Analysis of genome-wide differentiation between native and introduced populations of the cupped oysters Crassostrea gigas and Crassostrea angulata
|Author(s)||Gagnaire Pierre-Alexandre1, Lamy Jean-Baptiste2, Cornette Florence2, Heurtebise Serge2, Degremont Lionel2, Flahauw Emilie2, Boudry Pierre3, Bierne Nicolas1, Lapegue Sylvie2|
|Affiliation(s)||1 : ISEM CNRS, UMR5554, Inst Sci Evolut, Montpellier, France.
2 : Ifremer, SG2M LGPMM, Lab Genet & Pathol Mollusques Marins, La Tremblade, France.
3 : IFREMER, UMR LEMAR, Lab Sci Environm Marin, UBO,CNRS,IRD, Plouzane, France.

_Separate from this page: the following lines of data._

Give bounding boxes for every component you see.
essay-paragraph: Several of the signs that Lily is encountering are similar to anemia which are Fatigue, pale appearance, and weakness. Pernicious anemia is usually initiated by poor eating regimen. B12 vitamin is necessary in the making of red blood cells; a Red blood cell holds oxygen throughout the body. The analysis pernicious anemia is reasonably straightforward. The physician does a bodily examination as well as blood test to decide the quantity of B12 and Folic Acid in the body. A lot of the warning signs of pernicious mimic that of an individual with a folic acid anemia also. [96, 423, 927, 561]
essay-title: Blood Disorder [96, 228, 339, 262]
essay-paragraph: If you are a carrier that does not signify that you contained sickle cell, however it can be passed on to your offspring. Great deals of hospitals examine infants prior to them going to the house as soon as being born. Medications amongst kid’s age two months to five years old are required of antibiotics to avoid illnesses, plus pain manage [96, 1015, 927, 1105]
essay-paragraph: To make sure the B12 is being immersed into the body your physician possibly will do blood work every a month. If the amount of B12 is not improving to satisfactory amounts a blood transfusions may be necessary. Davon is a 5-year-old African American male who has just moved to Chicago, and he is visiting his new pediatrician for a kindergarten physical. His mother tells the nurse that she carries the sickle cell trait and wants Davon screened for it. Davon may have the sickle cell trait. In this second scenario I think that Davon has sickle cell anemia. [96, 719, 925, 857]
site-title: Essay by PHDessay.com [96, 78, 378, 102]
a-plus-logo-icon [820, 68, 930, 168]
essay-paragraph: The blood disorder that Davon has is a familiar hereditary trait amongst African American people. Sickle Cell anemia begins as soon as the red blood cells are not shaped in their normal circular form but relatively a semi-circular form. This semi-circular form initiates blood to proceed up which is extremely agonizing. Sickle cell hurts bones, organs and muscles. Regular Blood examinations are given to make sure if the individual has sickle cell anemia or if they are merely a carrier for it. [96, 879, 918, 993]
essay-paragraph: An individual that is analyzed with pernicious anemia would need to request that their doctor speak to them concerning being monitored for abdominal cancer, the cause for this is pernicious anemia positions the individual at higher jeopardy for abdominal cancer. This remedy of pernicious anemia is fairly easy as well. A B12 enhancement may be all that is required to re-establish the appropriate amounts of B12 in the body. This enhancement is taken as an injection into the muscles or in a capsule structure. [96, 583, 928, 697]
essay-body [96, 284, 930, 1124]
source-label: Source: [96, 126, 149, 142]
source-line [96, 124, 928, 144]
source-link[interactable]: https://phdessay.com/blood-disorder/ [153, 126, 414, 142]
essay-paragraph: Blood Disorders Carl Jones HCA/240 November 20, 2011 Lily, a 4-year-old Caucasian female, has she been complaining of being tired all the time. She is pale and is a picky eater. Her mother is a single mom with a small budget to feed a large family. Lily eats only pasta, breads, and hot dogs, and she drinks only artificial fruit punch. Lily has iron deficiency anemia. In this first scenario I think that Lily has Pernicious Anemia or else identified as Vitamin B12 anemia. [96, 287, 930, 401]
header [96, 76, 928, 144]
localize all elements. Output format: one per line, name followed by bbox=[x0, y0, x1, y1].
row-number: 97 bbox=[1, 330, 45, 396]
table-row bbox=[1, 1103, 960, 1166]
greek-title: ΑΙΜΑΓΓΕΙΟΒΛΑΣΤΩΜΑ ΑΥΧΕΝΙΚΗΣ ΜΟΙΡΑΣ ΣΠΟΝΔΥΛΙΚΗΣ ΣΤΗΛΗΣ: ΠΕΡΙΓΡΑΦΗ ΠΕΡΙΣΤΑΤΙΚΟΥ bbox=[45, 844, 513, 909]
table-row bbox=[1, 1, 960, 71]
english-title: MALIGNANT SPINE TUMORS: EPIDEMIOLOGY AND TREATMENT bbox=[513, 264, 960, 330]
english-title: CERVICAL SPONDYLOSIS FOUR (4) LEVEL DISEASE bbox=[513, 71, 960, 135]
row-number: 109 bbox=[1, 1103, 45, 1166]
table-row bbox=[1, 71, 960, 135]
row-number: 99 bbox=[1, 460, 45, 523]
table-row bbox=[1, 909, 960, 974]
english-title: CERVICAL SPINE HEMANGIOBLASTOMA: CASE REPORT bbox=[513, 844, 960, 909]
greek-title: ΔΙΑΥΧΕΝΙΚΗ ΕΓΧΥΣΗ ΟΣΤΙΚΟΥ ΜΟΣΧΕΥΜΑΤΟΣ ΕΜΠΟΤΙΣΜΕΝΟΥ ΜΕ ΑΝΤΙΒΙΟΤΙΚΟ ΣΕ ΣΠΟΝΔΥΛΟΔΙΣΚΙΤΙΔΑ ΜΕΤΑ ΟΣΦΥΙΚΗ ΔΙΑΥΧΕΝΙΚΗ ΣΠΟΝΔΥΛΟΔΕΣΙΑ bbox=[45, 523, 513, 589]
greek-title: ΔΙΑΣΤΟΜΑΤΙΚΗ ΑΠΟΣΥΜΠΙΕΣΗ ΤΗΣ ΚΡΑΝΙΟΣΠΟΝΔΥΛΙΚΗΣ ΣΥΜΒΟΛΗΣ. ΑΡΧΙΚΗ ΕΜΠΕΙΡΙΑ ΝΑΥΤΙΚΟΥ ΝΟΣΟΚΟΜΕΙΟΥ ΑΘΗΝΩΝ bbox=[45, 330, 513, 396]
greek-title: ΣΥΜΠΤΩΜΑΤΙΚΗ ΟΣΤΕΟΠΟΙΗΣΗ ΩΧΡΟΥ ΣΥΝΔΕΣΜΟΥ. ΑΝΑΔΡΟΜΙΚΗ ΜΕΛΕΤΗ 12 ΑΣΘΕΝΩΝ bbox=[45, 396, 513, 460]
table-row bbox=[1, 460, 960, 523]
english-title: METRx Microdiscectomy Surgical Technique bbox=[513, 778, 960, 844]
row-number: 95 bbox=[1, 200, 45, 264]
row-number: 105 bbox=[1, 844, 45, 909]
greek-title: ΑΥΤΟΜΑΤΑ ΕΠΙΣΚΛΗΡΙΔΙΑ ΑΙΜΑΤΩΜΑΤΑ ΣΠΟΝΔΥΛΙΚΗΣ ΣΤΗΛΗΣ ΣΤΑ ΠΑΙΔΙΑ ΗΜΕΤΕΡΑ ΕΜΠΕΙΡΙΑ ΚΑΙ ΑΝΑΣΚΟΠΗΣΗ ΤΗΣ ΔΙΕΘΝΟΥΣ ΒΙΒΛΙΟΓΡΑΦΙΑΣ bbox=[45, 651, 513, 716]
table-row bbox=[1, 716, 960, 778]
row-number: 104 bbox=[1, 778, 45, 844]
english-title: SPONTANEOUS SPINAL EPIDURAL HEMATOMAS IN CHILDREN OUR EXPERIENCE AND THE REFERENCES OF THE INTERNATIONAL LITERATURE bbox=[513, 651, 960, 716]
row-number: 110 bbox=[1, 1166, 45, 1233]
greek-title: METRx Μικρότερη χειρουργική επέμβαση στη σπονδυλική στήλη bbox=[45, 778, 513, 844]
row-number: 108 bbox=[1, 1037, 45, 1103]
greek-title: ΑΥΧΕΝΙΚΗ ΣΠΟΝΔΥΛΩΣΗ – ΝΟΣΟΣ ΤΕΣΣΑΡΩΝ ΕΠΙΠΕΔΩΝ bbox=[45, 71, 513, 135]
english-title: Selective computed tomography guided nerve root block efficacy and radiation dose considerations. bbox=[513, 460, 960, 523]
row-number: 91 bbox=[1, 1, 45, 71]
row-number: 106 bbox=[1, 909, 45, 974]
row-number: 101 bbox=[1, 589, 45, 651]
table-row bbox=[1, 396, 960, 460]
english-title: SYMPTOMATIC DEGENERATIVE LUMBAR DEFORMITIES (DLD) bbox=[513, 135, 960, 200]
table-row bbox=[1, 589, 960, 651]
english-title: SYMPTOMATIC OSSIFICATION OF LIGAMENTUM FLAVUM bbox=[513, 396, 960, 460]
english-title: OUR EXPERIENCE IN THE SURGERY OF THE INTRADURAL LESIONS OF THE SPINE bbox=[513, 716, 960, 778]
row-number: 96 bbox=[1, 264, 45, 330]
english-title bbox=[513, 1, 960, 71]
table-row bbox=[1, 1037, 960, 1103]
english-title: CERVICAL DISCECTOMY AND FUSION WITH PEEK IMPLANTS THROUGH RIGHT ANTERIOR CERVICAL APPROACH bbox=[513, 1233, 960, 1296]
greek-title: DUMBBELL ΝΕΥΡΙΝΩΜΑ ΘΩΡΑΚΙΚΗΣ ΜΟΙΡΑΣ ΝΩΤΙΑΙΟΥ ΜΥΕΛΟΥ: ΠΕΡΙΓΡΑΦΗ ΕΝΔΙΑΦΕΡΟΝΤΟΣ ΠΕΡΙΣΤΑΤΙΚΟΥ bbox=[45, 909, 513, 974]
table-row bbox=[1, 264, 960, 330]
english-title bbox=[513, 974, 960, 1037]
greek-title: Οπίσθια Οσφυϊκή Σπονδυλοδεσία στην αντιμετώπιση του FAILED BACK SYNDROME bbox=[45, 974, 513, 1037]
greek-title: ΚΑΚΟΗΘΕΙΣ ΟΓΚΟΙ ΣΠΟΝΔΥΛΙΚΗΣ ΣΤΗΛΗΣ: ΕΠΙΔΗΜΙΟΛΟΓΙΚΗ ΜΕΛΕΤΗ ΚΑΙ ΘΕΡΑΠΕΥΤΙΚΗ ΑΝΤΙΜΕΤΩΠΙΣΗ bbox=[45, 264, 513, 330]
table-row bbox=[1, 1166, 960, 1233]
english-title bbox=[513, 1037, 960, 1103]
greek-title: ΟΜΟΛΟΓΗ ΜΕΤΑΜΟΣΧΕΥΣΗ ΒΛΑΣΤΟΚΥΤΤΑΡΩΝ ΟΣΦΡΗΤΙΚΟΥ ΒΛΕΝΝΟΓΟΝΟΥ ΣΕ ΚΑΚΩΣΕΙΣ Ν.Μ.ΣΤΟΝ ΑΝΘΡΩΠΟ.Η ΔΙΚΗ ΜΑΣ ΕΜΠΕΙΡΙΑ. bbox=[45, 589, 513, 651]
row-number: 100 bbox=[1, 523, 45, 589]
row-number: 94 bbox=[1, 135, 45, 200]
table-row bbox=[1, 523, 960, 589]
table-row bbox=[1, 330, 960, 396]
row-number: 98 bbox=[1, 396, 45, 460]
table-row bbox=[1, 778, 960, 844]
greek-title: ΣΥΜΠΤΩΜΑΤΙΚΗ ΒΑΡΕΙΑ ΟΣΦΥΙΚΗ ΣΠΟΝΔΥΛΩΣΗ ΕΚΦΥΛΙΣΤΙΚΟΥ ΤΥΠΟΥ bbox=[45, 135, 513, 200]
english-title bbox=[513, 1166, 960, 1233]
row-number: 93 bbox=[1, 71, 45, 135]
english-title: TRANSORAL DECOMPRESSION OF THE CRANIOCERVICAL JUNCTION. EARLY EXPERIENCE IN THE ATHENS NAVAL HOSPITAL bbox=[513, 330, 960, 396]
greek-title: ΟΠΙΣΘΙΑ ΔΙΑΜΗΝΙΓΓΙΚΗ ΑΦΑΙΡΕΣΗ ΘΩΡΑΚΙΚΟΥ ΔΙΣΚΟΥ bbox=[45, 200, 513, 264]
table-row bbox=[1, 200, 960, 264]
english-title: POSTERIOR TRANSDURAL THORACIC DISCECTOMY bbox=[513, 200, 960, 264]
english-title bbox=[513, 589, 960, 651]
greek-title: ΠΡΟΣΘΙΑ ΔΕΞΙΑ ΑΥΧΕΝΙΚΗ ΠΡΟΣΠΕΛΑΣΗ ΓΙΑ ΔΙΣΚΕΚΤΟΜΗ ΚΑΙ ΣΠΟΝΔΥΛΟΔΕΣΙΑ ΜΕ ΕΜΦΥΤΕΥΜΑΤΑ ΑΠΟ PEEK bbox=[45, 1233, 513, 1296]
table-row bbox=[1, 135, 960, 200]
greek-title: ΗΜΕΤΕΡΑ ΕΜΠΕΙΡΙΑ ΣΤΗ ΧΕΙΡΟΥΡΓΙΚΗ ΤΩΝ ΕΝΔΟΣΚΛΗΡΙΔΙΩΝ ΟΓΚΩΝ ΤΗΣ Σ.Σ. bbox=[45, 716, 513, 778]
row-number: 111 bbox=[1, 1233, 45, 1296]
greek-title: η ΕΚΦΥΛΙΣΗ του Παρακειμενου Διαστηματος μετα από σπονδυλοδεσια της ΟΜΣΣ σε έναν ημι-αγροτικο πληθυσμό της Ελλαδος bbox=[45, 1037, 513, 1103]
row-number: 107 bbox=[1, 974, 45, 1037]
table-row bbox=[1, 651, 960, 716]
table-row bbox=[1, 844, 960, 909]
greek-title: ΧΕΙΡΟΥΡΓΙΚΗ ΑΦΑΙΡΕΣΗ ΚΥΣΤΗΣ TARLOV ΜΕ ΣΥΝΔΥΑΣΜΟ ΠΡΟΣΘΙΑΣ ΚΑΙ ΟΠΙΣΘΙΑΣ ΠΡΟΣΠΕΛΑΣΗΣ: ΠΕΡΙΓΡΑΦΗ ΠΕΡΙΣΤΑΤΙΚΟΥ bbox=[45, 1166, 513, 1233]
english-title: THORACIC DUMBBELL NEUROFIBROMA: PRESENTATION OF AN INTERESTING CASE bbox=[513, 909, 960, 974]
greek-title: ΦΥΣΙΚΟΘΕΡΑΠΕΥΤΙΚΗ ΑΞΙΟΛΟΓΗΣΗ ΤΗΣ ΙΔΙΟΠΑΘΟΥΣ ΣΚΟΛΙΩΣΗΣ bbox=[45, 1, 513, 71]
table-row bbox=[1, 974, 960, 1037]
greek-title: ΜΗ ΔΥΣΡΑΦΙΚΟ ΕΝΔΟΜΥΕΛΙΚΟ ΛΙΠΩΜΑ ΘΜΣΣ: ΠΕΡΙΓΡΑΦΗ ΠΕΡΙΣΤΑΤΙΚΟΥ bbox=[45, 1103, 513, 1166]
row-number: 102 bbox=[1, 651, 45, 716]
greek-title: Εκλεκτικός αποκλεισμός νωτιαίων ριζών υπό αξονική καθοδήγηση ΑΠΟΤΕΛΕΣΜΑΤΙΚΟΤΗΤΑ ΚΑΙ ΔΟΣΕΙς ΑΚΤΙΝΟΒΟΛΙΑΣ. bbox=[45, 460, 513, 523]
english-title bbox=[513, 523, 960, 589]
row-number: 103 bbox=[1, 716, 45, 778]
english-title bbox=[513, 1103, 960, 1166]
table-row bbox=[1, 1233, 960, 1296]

|Source||Genome Biology And Evolution (1759-6653) (Oxford Univ Press), 2018-09 , Vol. 10 , N. 9 , P. 2518-2534|
|WOS© Times Cited||1|
|Keyword(s)||cupped oysters, genome assembly, species divergence, reproductive barriers, recombination rate|
The Pacific cupped oyster is genetically subdivided into two sister taxa, Crassostrea gigas and C. angulata, which are in contact in the north-western Pacific. The nature and origin of their genetic and taxonomic differentiation remains controversial due the lack of known reproductive barriers and the high degree of morphologic similarity. In particular, whether the presence of ecological and/or intrinsic isolating mechanisms contributes to species divergence is unknown. The recent co-introduction of both taxa into Europe offers a unique opportunity to test how genetic differentiation is maintained under new environmental and demographic conditions. We generated a pseudo-chromosome assembly of the Pacific oyster genome using a combination of BAC-end sequencing and scaffold anchoring to a new high-density linkage map. We characterized genome-wide differentiation between C. angulata and C. gigas in both their native and introduced ranges, and showed that gene flow between species has been facilitated by their recent co-introductions in Europe. Nevertheless, patterns of genomic divergence between species remain highly similar in Asia and Europe, suggesting that the environmental transition caused by the co-introduction of the two species did not affect the genomic architecture of their partial reproductive isolation. Increased genetic differentiation was preferentially found in regions of low recombination. Using historical demographic inference, we show that the heterogeneity of differentiation across the genome is well explained by a scenario whereby recent gene flow has eroded past differentiation at different rates across the genome after a period of geographical isolation. Our results thus support the view that low-recombining regions help in maintaining intrinsic genetic differences between the two species.